Agnes Logan Stewart (1820-1886)
Sister of Mercy


Agnes Logan StewartIf you go to Knostrop now, following the curves of the ancient Knostrop Lane, you end up at the steel gates of the huge sewage works which dominates the landscape, the view blocked by the high railway embankment. It’s hard to imagine that this same lane once led to a small village, set among rhubarb fields near the river, with scattered stone cottages, flower-filled gardens, and some grand houses, notably the picturesque, Jacobean Knostrop Hall, occupied from 1870 by the artist Atkinson Grimshaw. Nearby stood another old house, falling into disrepair, with a coach house, stables and gardens. In 1871 this property was bought, restored and adapted as an orphanage and school for destitute and abandoned children from the slums of Leeds. The woman behind this project was Agnes Logan Stewart.

Agnes Stewart came from a secure and privileged background, poles apart from the children who were to become her concern and care. She was born in London in 1820, the eldest daughter of Alexander Stewart, a prosperous merchant, part owner of a slave plantation in Jamaica. Family life was padded and comfortable, with a house in London and one in the country, and a retinue of servants. But from an early age Agnes felt drawn to try to help people less fortunate than herself. She began to teach in the local parish school, and spent much of her time visiting families and trying to alleviate distress – there were areas of great poverty close to her London home. Meanwhile she studied hard, attended church regularly, and still found time for a social life – she loved dancing!  But in her early twenties she felt she had to give up such pleasures and devote herself to her work with the poor, particularly children.

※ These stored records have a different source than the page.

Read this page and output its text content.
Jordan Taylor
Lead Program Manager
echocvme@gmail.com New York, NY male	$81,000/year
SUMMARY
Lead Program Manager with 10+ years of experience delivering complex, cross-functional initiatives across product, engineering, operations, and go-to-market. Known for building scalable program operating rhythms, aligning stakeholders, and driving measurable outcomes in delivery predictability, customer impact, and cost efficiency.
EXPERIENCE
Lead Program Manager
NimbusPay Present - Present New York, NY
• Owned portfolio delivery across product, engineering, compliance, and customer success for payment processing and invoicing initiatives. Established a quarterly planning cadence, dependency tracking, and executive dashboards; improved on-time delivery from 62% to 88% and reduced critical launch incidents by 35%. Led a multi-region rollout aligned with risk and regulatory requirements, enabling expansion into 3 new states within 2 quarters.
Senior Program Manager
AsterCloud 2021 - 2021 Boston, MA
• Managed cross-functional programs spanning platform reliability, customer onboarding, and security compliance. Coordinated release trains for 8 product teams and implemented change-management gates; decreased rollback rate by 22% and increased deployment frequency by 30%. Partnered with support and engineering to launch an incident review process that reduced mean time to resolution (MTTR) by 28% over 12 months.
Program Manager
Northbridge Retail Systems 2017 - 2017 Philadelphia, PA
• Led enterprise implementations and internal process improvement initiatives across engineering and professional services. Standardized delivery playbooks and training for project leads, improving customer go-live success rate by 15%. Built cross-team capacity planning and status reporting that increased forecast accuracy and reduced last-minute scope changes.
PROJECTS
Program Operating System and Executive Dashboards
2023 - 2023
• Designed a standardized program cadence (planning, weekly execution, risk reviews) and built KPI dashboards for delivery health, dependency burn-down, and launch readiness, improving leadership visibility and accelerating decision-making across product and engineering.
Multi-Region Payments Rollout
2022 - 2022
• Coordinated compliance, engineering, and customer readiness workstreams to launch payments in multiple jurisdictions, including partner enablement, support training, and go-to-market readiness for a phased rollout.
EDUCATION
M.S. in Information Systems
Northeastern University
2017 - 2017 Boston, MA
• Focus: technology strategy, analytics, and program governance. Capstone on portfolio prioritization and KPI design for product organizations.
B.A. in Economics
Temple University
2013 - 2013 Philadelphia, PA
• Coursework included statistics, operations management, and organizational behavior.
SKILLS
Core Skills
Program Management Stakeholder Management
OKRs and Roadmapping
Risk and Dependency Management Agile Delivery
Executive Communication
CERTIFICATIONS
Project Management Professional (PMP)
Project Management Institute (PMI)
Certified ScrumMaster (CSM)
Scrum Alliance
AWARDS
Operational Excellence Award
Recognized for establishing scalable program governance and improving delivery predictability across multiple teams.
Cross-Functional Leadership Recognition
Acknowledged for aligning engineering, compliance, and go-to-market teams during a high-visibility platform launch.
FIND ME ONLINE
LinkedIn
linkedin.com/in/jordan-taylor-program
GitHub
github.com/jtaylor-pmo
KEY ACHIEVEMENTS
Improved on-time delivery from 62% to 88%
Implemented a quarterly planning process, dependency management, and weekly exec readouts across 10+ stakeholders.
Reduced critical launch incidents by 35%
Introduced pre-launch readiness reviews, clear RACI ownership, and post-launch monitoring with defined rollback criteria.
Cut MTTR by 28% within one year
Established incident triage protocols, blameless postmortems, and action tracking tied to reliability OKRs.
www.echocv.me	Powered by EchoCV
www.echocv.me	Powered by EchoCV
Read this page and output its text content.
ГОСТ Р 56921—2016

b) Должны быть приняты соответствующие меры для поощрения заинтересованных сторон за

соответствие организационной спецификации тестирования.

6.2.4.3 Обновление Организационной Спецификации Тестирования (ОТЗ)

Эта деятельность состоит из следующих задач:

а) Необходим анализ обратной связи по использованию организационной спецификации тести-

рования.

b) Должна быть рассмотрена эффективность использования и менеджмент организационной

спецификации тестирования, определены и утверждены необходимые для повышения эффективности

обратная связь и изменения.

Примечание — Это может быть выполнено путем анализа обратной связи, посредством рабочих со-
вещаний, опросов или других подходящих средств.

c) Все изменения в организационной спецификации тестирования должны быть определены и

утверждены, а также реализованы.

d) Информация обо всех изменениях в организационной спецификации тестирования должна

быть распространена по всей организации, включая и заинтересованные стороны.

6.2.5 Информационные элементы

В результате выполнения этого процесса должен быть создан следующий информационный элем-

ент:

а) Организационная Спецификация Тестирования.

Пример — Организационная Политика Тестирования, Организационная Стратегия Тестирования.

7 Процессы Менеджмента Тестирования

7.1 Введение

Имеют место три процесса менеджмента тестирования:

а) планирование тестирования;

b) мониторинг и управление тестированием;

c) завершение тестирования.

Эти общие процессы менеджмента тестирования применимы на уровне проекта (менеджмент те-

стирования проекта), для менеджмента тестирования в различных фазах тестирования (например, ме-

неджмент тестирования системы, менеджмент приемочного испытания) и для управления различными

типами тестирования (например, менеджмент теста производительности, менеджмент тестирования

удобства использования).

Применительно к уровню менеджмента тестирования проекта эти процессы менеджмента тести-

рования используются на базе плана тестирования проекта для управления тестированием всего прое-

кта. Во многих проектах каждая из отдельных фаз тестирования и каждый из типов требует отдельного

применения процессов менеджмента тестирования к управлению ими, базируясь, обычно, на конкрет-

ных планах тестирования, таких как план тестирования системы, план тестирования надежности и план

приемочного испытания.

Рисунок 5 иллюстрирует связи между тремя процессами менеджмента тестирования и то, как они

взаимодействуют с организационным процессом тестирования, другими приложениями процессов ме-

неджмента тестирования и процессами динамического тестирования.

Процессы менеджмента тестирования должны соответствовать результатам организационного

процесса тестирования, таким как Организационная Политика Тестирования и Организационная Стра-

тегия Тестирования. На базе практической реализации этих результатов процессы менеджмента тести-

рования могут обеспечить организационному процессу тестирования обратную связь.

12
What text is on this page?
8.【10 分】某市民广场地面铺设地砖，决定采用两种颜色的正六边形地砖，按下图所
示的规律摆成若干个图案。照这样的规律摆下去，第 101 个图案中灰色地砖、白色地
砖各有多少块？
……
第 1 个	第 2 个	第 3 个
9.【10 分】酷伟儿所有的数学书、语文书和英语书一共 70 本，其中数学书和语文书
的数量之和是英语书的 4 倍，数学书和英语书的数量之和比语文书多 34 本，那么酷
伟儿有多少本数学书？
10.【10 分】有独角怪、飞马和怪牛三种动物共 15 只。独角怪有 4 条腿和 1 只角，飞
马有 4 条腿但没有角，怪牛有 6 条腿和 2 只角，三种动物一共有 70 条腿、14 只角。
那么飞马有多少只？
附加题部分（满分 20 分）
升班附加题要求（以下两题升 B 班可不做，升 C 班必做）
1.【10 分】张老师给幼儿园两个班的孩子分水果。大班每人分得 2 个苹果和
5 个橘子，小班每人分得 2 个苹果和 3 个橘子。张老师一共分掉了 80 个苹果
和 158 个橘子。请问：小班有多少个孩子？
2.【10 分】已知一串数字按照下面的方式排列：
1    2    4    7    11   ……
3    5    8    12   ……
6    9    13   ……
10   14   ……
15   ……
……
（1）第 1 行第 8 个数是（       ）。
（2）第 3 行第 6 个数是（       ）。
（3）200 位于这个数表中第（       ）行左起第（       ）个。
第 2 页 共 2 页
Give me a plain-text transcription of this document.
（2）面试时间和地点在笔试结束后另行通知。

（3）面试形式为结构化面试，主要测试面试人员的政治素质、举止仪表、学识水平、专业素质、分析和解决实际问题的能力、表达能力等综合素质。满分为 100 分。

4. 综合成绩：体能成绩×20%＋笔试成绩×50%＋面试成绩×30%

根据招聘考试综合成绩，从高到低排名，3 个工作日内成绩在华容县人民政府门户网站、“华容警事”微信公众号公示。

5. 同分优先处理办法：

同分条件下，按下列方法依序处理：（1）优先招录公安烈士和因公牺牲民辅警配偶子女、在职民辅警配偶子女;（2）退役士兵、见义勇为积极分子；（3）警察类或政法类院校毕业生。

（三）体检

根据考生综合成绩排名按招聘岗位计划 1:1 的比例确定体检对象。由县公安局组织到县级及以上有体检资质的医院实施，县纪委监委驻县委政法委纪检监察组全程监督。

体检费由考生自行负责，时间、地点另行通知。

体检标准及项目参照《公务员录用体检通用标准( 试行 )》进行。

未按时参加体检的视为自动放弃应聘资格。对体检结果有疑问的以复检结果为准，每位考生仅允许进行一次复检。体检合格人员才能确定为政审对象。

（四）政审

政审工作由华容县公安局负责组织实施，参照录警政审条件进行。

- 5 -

She and her sisters were increasingly drawn to the rituals of the high Anglo-Catholic church near their home, where they worshipped regularly, and thoughts of joining a religious order, a sisterhood, perhaps entered her head. Her life was to change completely when her father died, and, at 37, she suddenly had enough money to leave her family home and pursue her ideals. The priest from her church had moved to Frome in Somerset, and she followed, after a few years taking over an orphanage and school there, run by a community of ‘Sisters of Mercy’. She might well have stayed on, but in 1871 she learnt of a call for ‘ladies of private means’ to help in the deprived parish of St Saviour’s in Leeds – practical support, and money, were desperately needed. She gave up her life in Frome for the darker challenge of Leeds.

St Saviour’s Church had opened on Richmond Hill in 1845, towering over the area known as the Bank – a place of smoke-blackened mills and huddled back-to-backs, with a frightening reputation. The Church was founded with money from Dr Pusey, leader of the Anglo-Catholic Oxford Movement, its aim to reach out to the mass of the workers, seen as sunk in ‘gross profligacy’ and open to the dangerous influence of atheists and socialists. Dedicated religious communities of men and women were envisaged for this work.

As soon as Agnes arrived in Leeds in 1871 she set about purchasing a suitable property. Within a year her orphanage and school at Knostrop was up and running, with twenty girls aged five to eighteen, cared for by a group of Sisters under her leadership. As her work extended, Mother Agnes, as she was known, gained a widespread reputation for kindness, generosity and enterprise. She built a gymnasium for the local boys, set up a brass band, started a night school and an Institute for the men.  She helped to support the school for girls and infants at Cross Green, and put up the money herself for the building of a boys’ school (St Hilda’s). She paid for books, subsidised the poorer children, arranged for delicate children to have a month at the seaside. Meanwhile she managed her orphanage and undertook all kinds of good works around Cross Green, taking a great interest in the building of the new St Hilda’s Church there. She was much loved, and when she died in 1886, weakened by work and responsibilities, she was deeply mourned by the whole community.

She left a considerable trust fund for the support of her orphanage (St Saviour’s Home) and the Sisters there, for the boys’ school, and for the sick, poor and destitute of the parish. The orphanage closed in 1939, the buildings demolished in 1994. A new Church of England secondary school was named after her in 1965, but it closed in 2006. Apart from a short book about her and a memorial in St Hilda’s, her name and work is almost forgotten now.